Owen nodded, feeding another small stick into the fire. He was fidgeting inside, swollen with secrets and mysteries and unfathomable conflicts. His thoughts were so desperate, he wondered if he were falling into madness. He needed someone to talk to. Someone to help him piece together the clues. He had discovered that the scabbard he wore held special healing properties—all the wounds from his battle with Marshal Roux had been miraculously cured, and Etayne’s head wound had healed before his eyes after he strapped the scabbard around her waist.

“I’m wearing your sword,” Etayne said, as if reading his thoughts.

“The scabbard healed you,” Owen said, looking into her eyes. “I’ve often wondered why my wounds at the battle of Averanche vanished so quickly. I gave your training credit all these years.” He let out an anguished sigh. “Roux is dead.”

Etayne blinked in surprise. “How? Where?”

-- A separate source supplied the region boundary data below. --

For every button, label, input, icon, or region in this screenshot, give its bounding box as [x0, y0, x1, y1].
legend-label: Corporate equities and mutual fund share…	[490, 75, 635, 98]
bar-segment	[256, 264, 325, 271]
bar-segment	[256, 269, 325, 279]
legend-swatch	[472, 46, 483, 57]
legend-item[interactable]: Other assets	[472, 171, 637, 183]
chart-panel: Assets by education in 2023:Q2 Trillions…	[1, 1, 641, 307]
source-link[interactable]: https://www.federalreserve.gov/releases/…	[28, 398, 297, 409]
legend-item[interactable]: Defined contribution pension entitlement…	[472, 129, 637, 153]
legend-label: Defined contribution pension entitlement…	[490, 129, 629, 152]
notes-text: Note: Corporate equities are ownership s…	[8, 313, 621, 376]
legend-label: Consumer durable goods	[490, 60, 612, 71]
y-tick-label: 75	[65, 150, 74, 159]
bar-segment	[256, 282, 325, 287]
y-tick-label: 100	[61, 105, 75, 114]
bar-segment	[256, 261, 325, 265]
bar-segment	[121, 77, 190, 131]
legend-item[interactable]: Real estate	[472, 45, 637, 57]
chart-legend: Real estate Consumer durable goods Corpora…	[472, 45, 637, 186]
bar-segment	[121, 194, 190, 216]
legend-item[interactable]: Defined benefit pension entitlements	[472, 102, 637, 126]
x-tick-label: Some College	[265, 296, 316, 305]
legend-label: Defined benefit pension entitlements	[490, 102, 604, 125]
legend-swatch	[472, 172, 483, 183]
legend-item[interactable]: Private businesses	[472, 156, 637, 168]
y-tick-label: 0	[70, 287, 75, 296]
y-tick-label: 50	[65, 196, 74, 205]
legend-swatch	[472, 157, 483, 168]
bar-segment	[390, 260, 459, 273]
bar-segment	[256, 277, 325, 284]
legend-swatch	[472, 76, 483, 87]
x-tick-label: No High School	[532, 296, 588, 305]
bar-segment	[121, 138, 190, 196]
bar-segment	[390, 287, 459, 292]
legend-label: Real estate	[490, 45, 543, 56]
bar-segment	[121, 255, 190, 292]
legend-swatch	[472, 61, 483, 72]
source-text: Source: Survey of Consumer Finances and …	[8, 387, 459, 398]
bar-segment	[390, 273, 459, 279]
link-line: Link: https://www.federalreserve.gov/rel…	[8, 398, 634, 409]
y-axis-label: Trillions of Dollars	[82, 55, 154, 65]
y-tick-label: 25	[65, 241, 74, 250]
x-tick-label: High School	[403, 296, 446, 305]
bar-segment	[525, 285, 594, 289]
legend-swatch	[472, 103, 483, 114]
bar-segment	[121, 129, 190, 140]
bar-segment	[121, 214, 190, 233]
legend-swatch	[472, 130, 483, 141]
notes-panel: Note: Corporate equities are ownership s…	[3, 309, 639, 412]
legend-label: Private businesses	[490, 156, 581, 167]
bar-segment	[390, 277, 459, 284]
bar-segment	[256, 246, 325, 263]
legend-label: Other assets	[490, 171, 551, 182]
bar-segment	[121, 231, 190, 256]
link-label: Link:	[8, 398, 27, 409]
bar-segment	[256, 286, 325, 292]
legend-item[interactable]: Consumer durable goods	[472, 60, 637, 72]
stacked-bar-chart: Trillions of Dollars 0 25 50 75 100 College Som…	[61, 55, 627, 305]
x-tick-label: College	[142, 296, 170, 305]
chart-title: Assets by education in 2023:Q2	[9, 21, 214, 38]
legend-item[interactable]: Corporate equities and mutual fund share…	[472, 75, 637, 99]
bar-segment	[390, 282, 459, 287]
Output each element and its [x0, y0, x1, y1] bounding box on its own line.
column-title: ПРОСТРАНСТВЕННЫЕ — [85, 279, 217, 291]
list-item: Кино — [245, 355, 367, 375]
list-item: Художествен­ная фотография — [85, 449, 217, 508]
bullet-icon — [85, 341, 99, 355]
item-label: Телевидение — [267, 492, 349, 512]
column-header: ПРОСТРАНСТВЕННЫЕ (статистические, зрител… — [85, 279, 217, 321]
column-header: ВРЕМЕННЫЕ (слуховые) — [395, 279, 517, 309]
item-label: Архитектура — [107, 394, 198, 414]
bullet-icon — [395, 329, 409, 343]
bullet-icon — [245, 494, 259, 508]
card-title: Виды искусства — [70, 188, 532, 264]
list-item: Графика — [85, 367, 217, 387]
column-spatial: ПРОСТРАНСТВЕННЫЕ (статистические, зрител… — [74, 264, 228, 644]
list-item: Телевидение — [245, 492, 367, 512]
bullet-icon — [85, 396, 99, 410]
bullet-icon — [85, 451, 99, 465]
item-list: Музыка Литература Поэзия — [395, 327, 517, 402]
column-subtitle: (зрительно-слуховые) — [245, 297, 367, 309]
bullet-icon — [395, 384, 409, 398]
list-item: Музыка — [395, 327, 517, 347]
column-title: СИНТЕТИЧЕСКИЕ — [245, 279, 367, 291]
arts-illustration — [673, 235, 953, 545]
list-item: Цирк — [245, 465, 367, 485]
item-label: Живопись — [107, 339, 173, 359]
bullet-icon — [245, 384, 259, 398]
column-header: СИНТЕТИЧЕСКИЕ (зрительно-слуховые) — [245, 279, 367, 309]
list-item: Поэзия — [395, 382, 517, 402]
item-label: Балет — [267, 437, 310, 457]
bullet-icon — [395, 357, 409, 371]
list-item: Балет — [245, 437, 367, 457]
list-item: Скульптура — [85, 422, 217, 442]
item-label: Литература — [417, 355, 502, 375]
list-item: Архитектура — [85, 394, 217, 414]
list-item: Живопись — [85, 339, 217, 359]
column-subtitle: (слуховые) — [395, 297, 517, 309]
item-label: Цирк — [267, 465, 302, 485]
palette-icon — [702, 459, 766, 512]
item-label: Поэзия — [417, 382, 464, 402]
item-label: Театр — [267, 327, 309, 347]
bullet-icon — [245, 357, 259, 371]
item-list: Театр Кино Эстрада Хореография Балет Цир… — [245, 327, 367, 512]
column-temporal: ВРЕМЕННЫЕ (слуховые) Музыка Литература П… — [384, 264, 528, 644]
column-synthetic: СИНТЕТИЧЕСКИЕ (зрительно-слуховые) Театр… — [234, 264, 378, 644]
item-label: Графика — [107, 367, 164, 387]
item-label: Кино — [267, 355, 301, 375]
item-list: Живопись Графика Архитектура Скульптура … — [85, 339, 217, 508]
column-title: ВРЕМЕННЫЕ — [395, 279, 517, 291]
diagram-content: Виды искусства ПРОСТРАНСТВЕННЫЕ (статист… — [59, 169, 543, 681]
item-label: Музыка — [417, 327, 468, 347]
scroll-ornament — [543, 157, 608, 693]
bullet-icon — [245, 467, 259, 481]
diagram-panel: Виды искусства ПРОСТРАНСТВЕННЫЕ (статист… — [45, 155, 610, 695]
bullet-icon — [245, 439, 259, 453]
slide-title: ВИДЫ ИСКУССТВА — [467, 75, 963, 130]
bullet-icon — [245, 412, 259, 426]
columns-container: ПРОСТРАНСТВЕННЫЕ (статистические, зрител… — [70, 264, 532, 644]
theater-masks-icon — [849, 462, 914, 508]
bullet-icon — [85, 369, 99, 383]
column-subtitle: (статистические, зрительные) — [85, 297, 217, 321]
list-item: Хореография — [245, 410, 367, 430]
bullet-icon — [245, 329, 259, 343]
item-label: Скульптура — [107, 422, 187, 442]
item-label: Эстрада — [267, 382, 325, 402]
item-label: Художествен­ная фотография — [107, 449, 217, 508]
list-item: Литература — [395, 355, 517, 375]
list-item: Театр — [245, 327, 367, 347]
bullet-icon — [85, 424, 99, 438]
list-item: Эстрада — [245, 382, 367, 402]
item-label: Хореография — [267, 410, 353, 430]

Owen picked up another stick and snapped it in half with his hands. “After the hailstorm, the tree limbs were bare. Then a flock of birds came and sang away the frost. It was the strangest thing I’ve ever seen. Before they were done singing, a knight garbed in black galloped into the grove and fought me. I didn’t know who it was until after I dealt him a mortal wound.” He tossed away the broken fragments of wood and stared into Etayne’s eyes, letting his anxiety pour out of him. “Something is going on. I need to tell you something. I must say it out loud for fear I’ve gone mad. Help me see reason, Etayne. Help me see if I’m understanding the situation.” He wiped his mouth, grateful for the solitude of the night. All day he had battled with himself whether he should return to Ploemeur and tell the duchess what had happened in that grove. Owen had slain her marshal while defending himself. But there was something more to it than that. It felt as if the Fountain was summoning him back to Kingfountain. In the grand Wizr game, a piece had fallen. It was only one move, and more were to follow.

“I haven’t seen you this distraught in a long time,” Etayne said worriedly. “Tell me what’s troubling you, Owen.”

“This may come out all jumbled,” he said with a half chuckle. “Forgive me. I’ve been wrestling with my thoughts all day. As you know, we can’t go back to Averanche or Tatton Hall. So I thought we’d camp here tonight. This is my forest now.” He gazed up at the trees towering above them. “They’re all mine.”

Etayne waited patiently, saying nothing.

“When we sailed to Atabyrion, do you remember entering the cove of Edonburick?” She nodded. “When we were crossing the bay, the Fountain told me that the city had drowned. I could sense beneath the waves that the castles and houses and manors of Atabyrion had long been destroyed. I was horrified by the scale of the devastation. It’s happened before, you know. St. Penryn is all that’s left of the kingdom of Leoneyis. It too was drowned. After I fought Marshal Roux, as he lay dying, he said I was the duchess’s protector now. And he warned me that if I did not protect her well, another kingdom would drown.” He stared into the flames, lost in thought again.